Всякий раз, когда я приезжал домой, в деревню, и подходил к родному двору, Мидега, почуяв мое приближение, одним махом перескакивала через забор, с громким заливистым лаем неслась навстречу, подбегала ко мне и, не помня себя от радости, обхватывала своими огромными мохнатыми лапами. Она лизала мне лицо и руки, терлась о мою одежду и глядела с такой преданной любовью, что казалось, это бессловесное существо наделено человеческой душой…

Однажды сосед принес от пастухов одномесячного щенка. Ровного каштанового цвета, хорошо откормленный, почти круглый, он был необычайно подвижен и перекатывался по земле, подобно клубку шерсти. Глаз почти не было видно, и вел он себя, как слепой: лез ко всем без разбора, путался под ногами, во все совал свой нос. На еду набрасывался с жадностью: если ему приносили молоко, он забирался в миску обеими ногами; если давали комок гоми — кукурузной каши, — он пытался заглотать его целиком, а когда это не удавалось, смотрел на нас с упреком, будто мы в том виноваты.

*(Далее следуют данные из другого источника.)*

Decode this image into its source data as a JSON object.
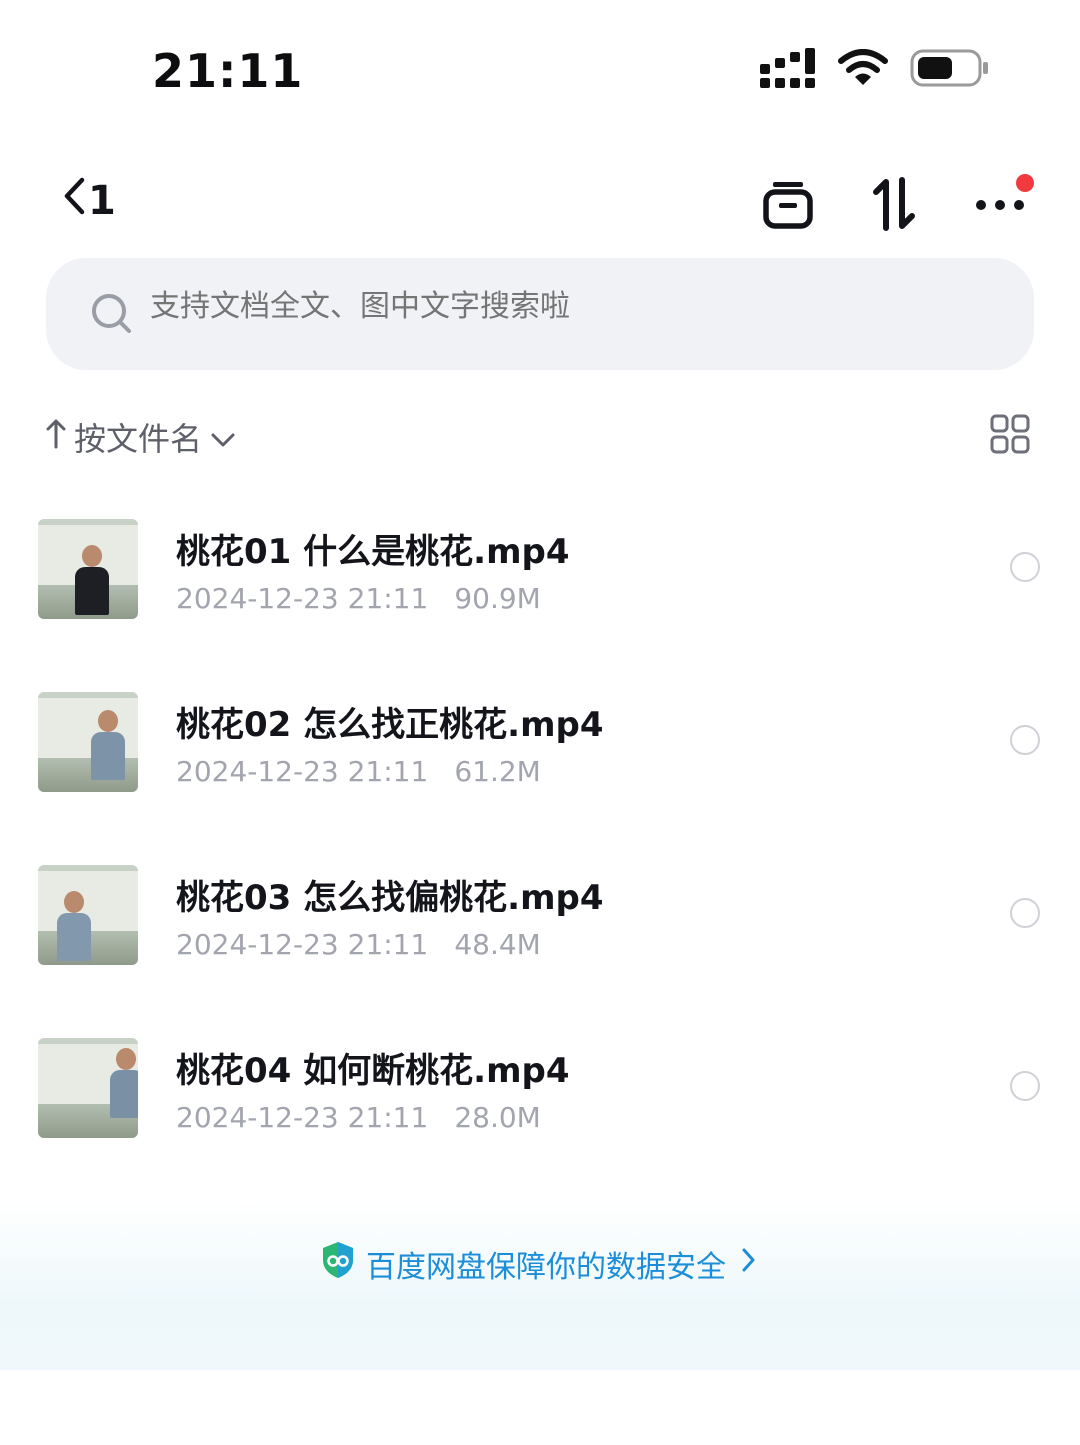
{
  "status_bar": {
    "time": "21:11"
  },
  "nav": {
    "back_label": "1"
  },
  "search": {
    "placeholder": "支持文档全文、图中文字搜索啦"
  },
  "sort": {
    "label": "按文件名"
  },
  "files": [
    {
      "name": "桃花01 什么是桃花.mp4",
      "date": "2024-12-23 21:11",
      "size": "90.9M"
    },
    {
      "name": "桃花02 怎么找正桃花.mp4",
      "date": "2024-12-23 21:11",
      "size": "61.2M"
    },
    {
      "name": "桃花03 怎么找偏桃花.mp4",
      "date": "2024-12-23 21:11",
      "size": "48.4M"
    },
    {
      "name": "桃花04 如何断桃花.mp4",
      "date": "2024-12-23 21:11",
      "size": "28.0M"
    }
  ],
  "footer": {
    "security_text": "百度网盘保障你的数据安全"
  },
  "colors": {
    "accent": "#1c8ed8",
    "notification": "#f13a3f"
  }
}
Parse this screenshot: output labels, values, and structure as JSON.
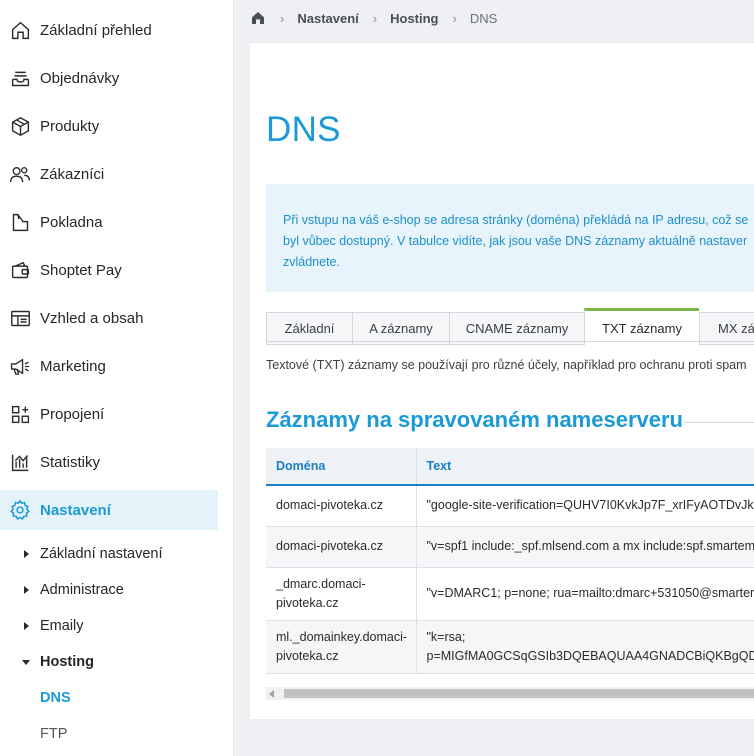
{
  "sidebar": {
    "items": [
      {
        "label": "Základní přehled",
        "icon": "home-icon"
      },
      {
        "label": "Objednávky",
        "icon": "orders-icon"
      },
      {
        "label": "Produkty",
        "icon": "box-icon"
      },
      {
        "label": "Zákazníci",
        "icon": "users-icon"
      },
      {
        "label": "Pokladna",
        "icon": "cash-register-icon"
      },
      {
        "label": "Shoptet Pay",
        "icon": "wallet-icon"
      },
      {
        "label": "Vzhled a obsah",
        "icon": "layout-icon"
      },
      {
        "label": "Marketing",
        "icon": "megaphone-icon"
      },
      {
        "label": "Propojení",
        "icon": "integrations-icon"
      },
      {
        "label": "Statistiky",
        "icon": "chart-icon"
      },
      {
        "label": "Nastavení",
        "icon": "gear-icon"
      }
    ],
    "sub_items": [
      {
        "label": "Základní nastavení"
      },
      {
        "label": "Administrace"
      },
      {
        "label": "Emaily"
      },
      {
        "label": "Hosting"
      },
      {
        "label": "DNS"
      },
      {
        "label": "FTP"
      }
    ]
  },
  "breadcrumb": {
    "items": [
      "Nastavení",
      "Hosting"
    ],
    "current": "DNS"
  },
  "main": {
    "title": "DNS",
    "info_lines": [
      "Při vstupu na váš e-shop se adresa stránky (doména) překládá na IP adresu, což se",
      "byl vůbec dostupný. V tabulce vidíte, jak jsou vaše DNS záznamy aktuálně nastaver",
      "zvládnete."
    ],
    "tabs": [
      "Základní",
      "A záznamy",
      "CNAME záznamy",
      "TXT záznamy",
      "MX zá"
    ],
    "active_tab": "TXT záznamy",
    "description": "Textové (TXT) záznamy se používají pro různé účely, například pro ochranu proti spam",
    "section_title": "Záznamy na spravovaném nameserveru",
    "table": {
      "headers": [
        "Doména",
        "Text"
      ],
      "rows": [
        {
          "domain": "domaci-pivoteka.cz",
          "text": "\"google-site-verification=QUHV7I0KvkJp7F_xrIFyAOTDvJk"
        },
        {
          "domain": "domaci-pivoteka.cz",
          "text": "\"v=spf1 include:_spf.mlsend.com a mx include:spf.smartem"
        },
        {
          "domain": "_dmarc.domaci-pivoteka.cz",
          "text": "\"v=DMARC1; p=none; rua=mailto:dmarc+531050@smarten"
        },
        {
          "domain": "ml._domainkey.domaci-pivoteka.cz",
          "text": "\"k=rsa;",
          "text2": "p=MIGfMA0GCSqGSIb3DQEBAQUAA4GNADCBiQKBgQDD"
        }
      ]
    }
  },
  "colors": {
    "accent": "#1b9ad6",
    "active_tab_border": "#7ab648",
    "info_bg": "#e8f4fb"
  }
}
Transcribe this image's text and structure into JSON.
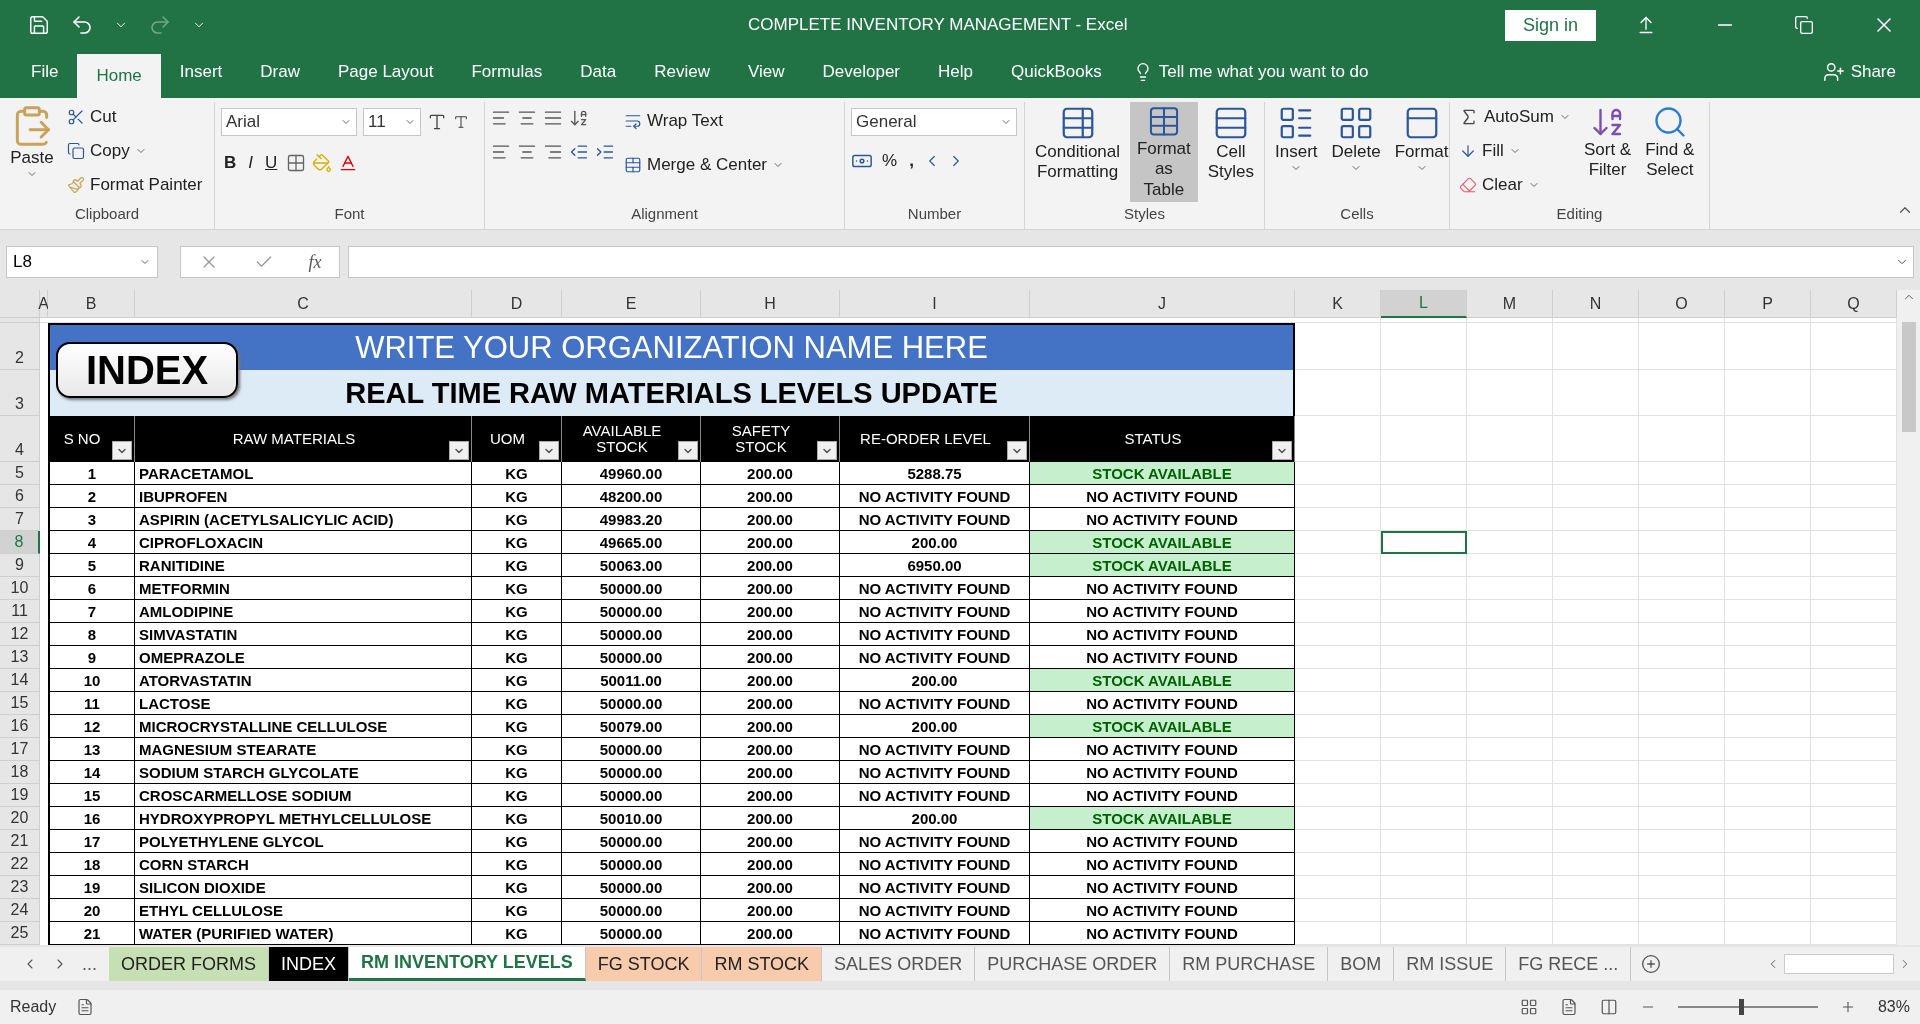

Он не различал людей, животных, птиц и ко всем шел с равной доверчивостью. То его клевала наседка, то гусь хватал острыми, как пила, зубами, то бодала коза, то кошка царапала когтями его короткую морду. Надо было видеть, в какой ярости и обиде удирал он от своих недругов, чтобы с жалобным визгом, как бы прося о защите, кинуться под ноги первому встречному!

Мы полюбили его сразу, наперебой старались угодить ему, любовно ухаживали за ним, кормили отборной едой. Другие наши собаки глядели на него с завистью и возненавидели с первого же дня. Когда им удавалось застать его одного, они вырывали у него лакомый кусок, сгоняли с места, иной раз кусали без всякого повода. Беспомощный щенок боялся больших псов, шел к людям и неизменно находил у них защиту. Вот почему мы, дети, назвали его Мидега, что по-грузински значит "идущий ко всем"…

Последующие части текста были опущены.